|Nutritional Guidelines (per serving)|
|Servings: 1 1/2 to 2 dozen (18 servings)|
|Amount per serving|
|% Daily Value*|
|Total Fat 3g||4%|
|Saturated Fat 1g||6%|
|Total Carbohydrate 3g||1%|
|Dietary Fiber 1g||3%|
|*The % Daily Value (DV) tells you how much a nutrient in a food serving contributes to a daily diet. 2,000 calories a day is used for general nutrition advice.|
These sausage stuffed mushrooms are simple and tasty, and they make a fabulous appetizer. The sausage stuffing is baked in the mushroom caps. Top them with more shredded mozzarella cheese if you like.
It's a simple recipe with only four ingredients, but feel free to add some finely chopped onion or green onion to the stuffing.

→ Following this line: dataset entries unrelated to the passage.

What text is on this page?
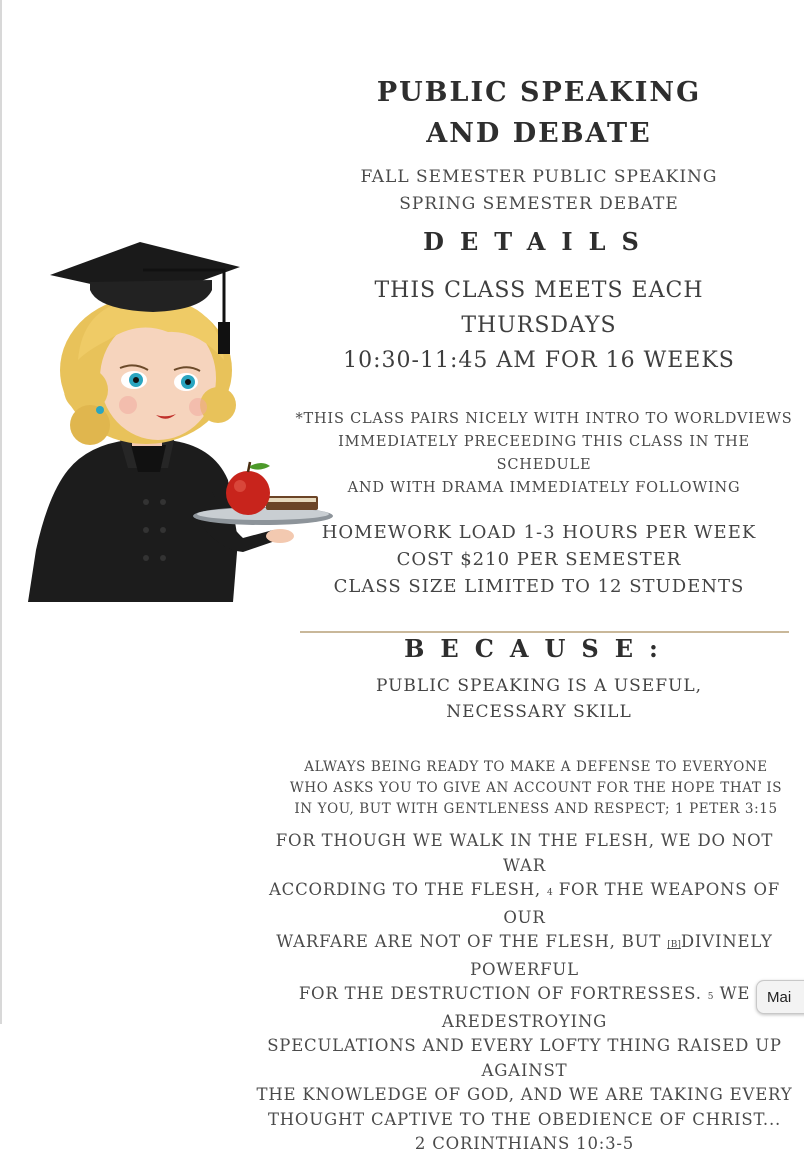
PUBLIC SPEAKING
AND DEBATE
FALL SEMESTER PUBLIC SPEAKING
SPRING SEMESTER DEBATE
DETAILS
THIS CLASS MEETS EACH
THURSDAYS
10:30-11:45 AM FOR 16 WEEKS
*THIS CLASS PAIRS NICELY WITH INTRO TO WORLDVIEWS
IMMEDIATELY PRECEEDING THIS CLASS IN THE SCHEDULE
AND WITH DRAMA IMMEDIATELY FOLLOWING
HOMEWORK LOAD 1-3 HOURS PER WEEK
COST $210 PER SEMESTER
CLASS SIZE LIMITED TO 12 STUDENTS
BECAUSE:
PUBLIC SPEAKING IS A USEFUL,
NECESSARY SKILL
ALWAYS BEING READY TO MAKE A DEFENSE TO EVERYONE
WHO ASKS YOU TO GIVE AN ACCOUNT FOR THE HOPE THAT IS
IN YOU, BUT WITH GENTLENESS AND RESPECT; 1 PETER 3:15
FOR THOUGH WE WALK IN THE FLESH, WE DO NOT WAR
ACCORDING TO THE FLESH, 4 FOR THE WEAPONS OF OUR
WARFARE ARE NOT OF THE FLESH, BUT [B]DIVINELY POWERFUL
FOR THE DESTRUCTION OF FORTRESSES. 5 WE AREDESTROYING
SPECULATIONS AND EVERY LOFTY THING RAISED UP AGAINST
THE KNOWLEDGE OF GOD, AND WE ARE TAKING EVERY
THOUGHT CAPTIVE TO THE OBEDIENCE OF CHRIST...
2 CORINTHIANS 10:3-5
Mai
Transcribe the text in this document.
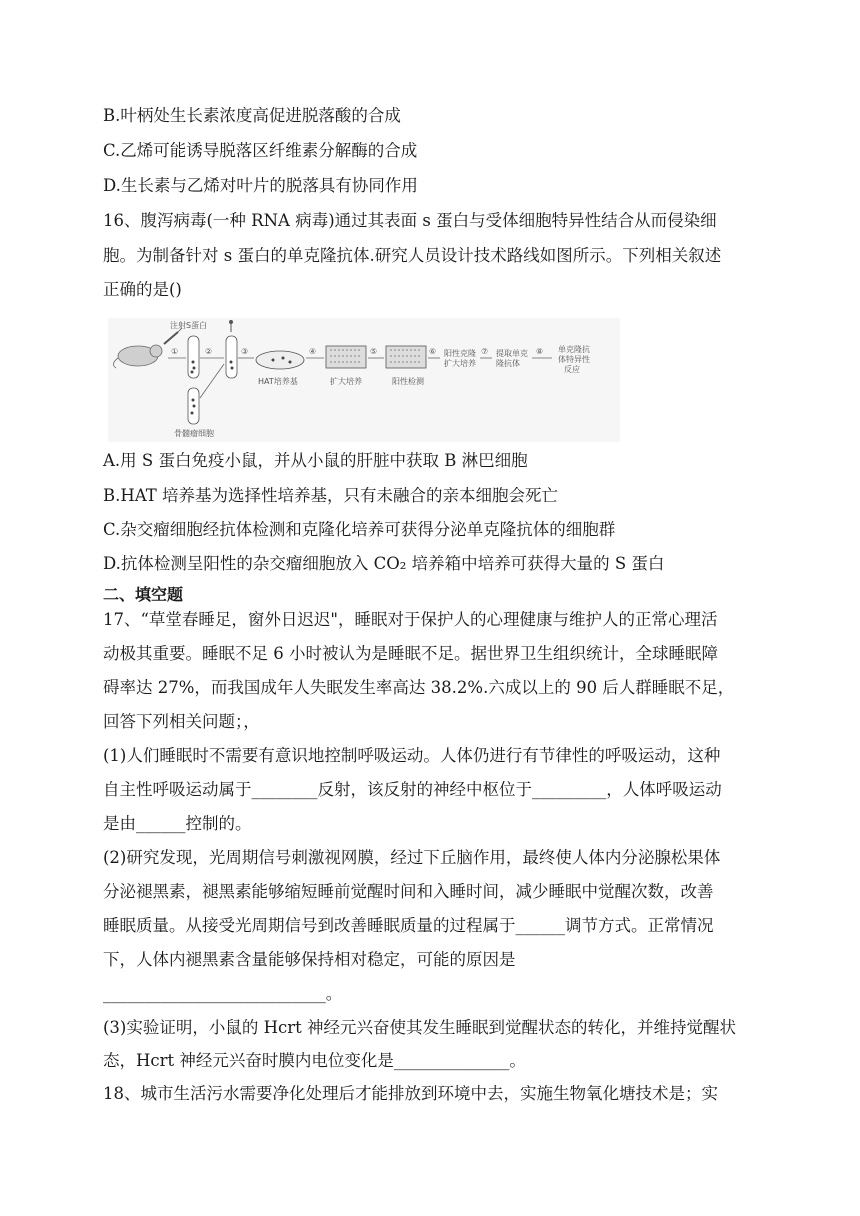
B.叶柄处生长素浓度高促进脱落酸的合成
C.乙烯可能诱导脱落区纤维素分解酶的合成
D.生长素与乙烯对叶片的脱落具有协同作用
16、腹泻病毒(一种 RNA 病毒)通过其表面 s 蛋白与受体细胞特异性结合从而侵染细
胞。为制备针对 s 蛋白的单克隆抗体.研究人员设计技术路线如图所示。下列相关叙述
正确的是()
注射S蛋白
①
骨髓瘤细胞
②	③
HAT培养基
④
扩大培养
⑤
阳性检测
⑥ 阳性克隆
扩大培养
⑦ 提取单克
隆抗体
⑧ 单克隆抗
体特异性
反应
A.用 S 蛋白免疫小鼠，并从小鼠的肝脏中获取 B 淋巴细胞
B.HAT 培养基为选择性培养基，只有未融合的亲本细胞会死亡
C.杂交瘤细胞经抗体检测和克隆化培养可获得分泌单克隆抗体的细胞群
D.抗体检测呈阳性的杂交瘤细胞放入 CO₂ 培养箱中培养可获得大量的 S 蛋白
二、填空题
17、“草堂春睡足，窗外日迟迟"，睡眠对于保护人的心理健康与维护人的正常心理活
动极其重要。睡眠不足 6 小时被认为是睡眠不足。据世界卫生组织统计，全球睡眠障
碍率达 27%，而我国成年人失眠发生率高达 38.2%.六成以上的 90 后人群睡眠不足，
回答下列相关问题；，
(1)人们睡眠时不需要有意识地控制呼吸运动。人体仍进行有节律性的呼吸运动，这种
自主性呼吸运动属于________反射，该反射的神经中枢位于_________，人体呼吸运动
是由______控制的。
(2)研究发现，光周期信号刺激视网膜，经过下丘脑作用，最终使人体内分泌腺松果体
分泌褪黑素，褪黑素能够缩短睡前觉醒时间和入睡时间，减少睡眠中觉醒次数，改善
睡眠质量。从接受光周期信号到改善睡眠质量的过程属于______调节方式。正常情况
下，人体内褪黑素含量能够保持相对稳定，可能的原因是
___________________________。
(3)实验证明，小鼠的 Hcrt 神经元兴奋使其发生睡眠到觉醒状态的转化，并维持觉醒状
态，Hcrt 神经元兴奋时膜内电位变化是______________。
18、城市生活污水需要净化处理后才能排放到环境中去，实施生物氧化塘技术是；实
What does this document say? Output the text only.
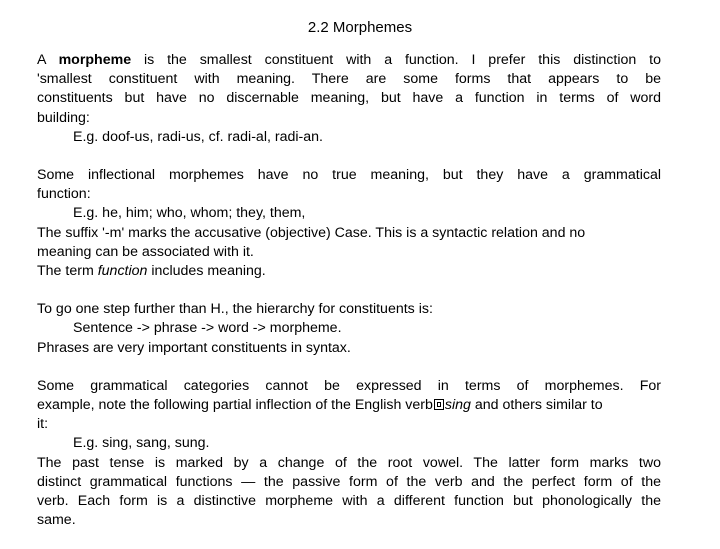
2.2 Morphemes
A morpheme is the smallest constituent with a function. I prefer this distinction to
'smallest constituent with meaning. There are some forms that appears to be
constituents but have no discernable meaning, but have a function in terms of word
building:
E.g. doof-us, radi-us, cf. radi-al, radi-an.
Some inflectional morphemes have no true meaning, but they have a grammatical
function:
E.g. he, him; who, whom; they, them,
The suffix '-m' marks the accusative (objective) Case. This is a syntactic relation and no
meaning can be associated with it.
The term function includes meaning.
To go one step further than H., the hierarchy for constituents is:
Sentence -> phrase -> word -> morpheme.
Phrases are very important constituents in syntax.
Some grammatical categories cannot be expressed in terms of morphemes. For
example, note the following partial inflection of the English verb sing and others similar to
it:
E.g. sing, sang, sung.
The past tense is marked by a change of the root vowel. The latter form marks two
distinct grammatical functions — the passive form of the verb and the perfect form of the
verb. Each form is a distinctive morpheme with a different function but phonologically the
same.
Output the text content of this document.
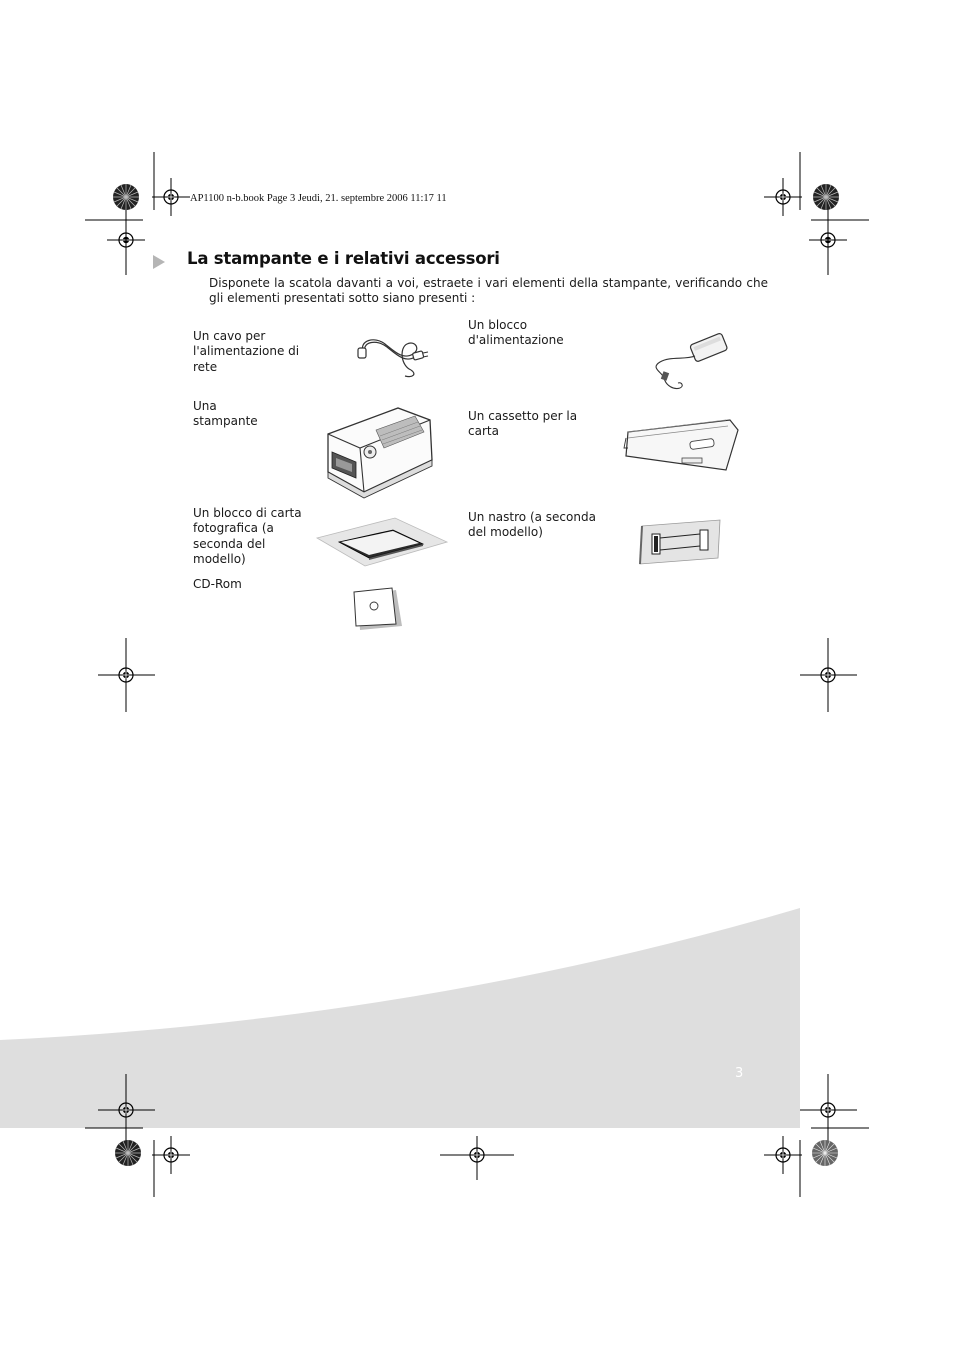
AP1100 n-b.book Page 3 Jeudi, 21. septembre 2006 11:17 11
La stampante e i relativi accessori
Disponete la scatola davanti a voi, estraete i vari elementi della stampante, verificando che gli elementi presentati sotto siano presenti :
Un cavo per l'alimentazione di rete
Un blocco d'alimentazione
Una stampante	Un cassetto per la carta
Un blocco di carta fotografica (a seconda del modello)
Un nastro (a seconda del modello)
CD-Rom
3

- 1 1/2 pounds large mushrooms
- 8 ounces pork sausage
- 1/4 cup fine dry bread crumbs
- 1/2 cup mozzarella cheese (shredded, plus more for topping if desired)
Gather the ingredients.
Heat the oven to 450 F.
Remove stems from mushrooms; chop stems and set aside.
Put the sausage in a skillet over medium heat. Cook the sausage, stirring and breaking up until it is fully cooked. Remove the sausage to a bowl, leaving 1 or 2 tablespoons of drippings in the skillet.
Cook the mushroom stems in the drippings for 5 to 10 minutes, until tender and browned. Remove the pan from the heat.
Stir the cooked mushroom pieces into the bowl with the sausage.
Add the bread crumbs and cheese; blend thoroughly.
Fill mushroom caps with the sausage mixture.
Bake in the preheated oven for about 15 minutes.
If desired, top the stuffed mushrooms with more mozzarella cheese and return to the oven just until the cheese has melted.
Serve and enjoy!
- Add a few tablespoons of finely minced onion to the skillet and sauté along with the sausage.
- Add a tablespoon or two of finely minced bell pepper to the skillet with the sausage.